Não sei que deu: São Paulo tá cheia de pitangas. Primeiro tivemos as amoras, claro, e elas ainda têm meu amor, mas agora pintaram as frutas da nova estação: pitangas por toda parte. Na minha rua, mesmo, pequetita que é, são cinco, seis, podem ser sete pitangueiras todas elas muito cheias de pitangas que se apresentam, se oferecem, apetitosas e perfeitas.

As pitangas mais vermelhas que já se viu!

Hoje, mesmo, na Paulista, parei a bicicleta perto da calçada, me empertiguei um pouco, estiquei a mão e tava lá: uma pitanga, vitória das vitórias. Não só uma pequena fruta vermelhíssima, de uma vermelhidão vermelha: cada pitanga é uma incursão selvagem no asfalto, um assombro um pouco exótico, se bem que tão nosso, parte azedo, parte doce, com a ambiguidade que precisam ter as coisas que nos chamam a ver o mundo.

Comi a pitanga, cuspi o caroço num gramado e me perguntei se alguma coisa ainda pode nascer nessa terra.
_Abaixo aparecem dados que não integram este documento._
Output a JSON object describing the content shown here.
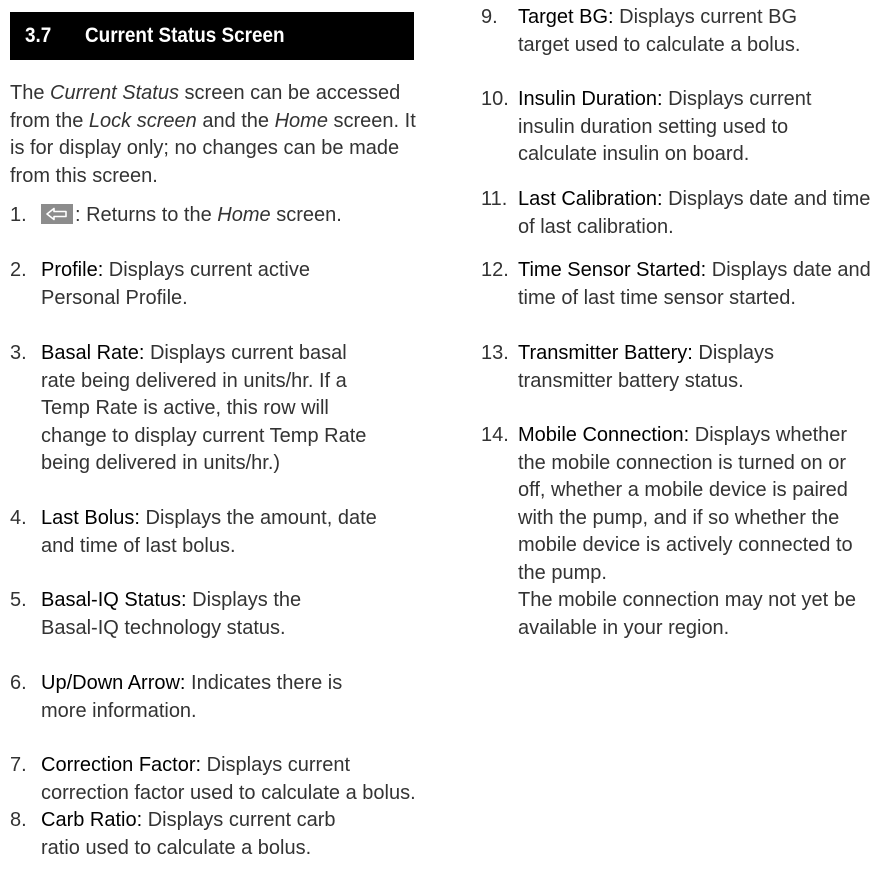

Ai de mim: que vai ser de São Paulo, afinal?

Que vai ser de São Paulo - essa cidade de pitangas vermelhas que eu pego com um esticar das mãos sem sair da bicicleta - que vai ser dessa São Paulo agora cercada de aridez?! Que vai ser dessa cidade sobre a qual se estendem, continuam a se estender, as mãos do alquimista da seca, do ódio? Vão murchar nossas árvores, São Paulo, como nossos espíritos, e então ninguém vai saber que o mundo é azedo, mas também é doce. Que vai ser da gente, São Paulo?! Vão nos murchar em nós mesmos e viraremos seres pequenos, também, e ocos e secos, e jamais pararemos nossas bicicletas na Paulista, jamais olharemos para o alto, jamais estenderemos nossas mãos.

Que vão ser das pitangas, meu Deus, das pitangas vermelhíssimas, das pitangas azedas, mas também doces como essa São Paulo, como esse país?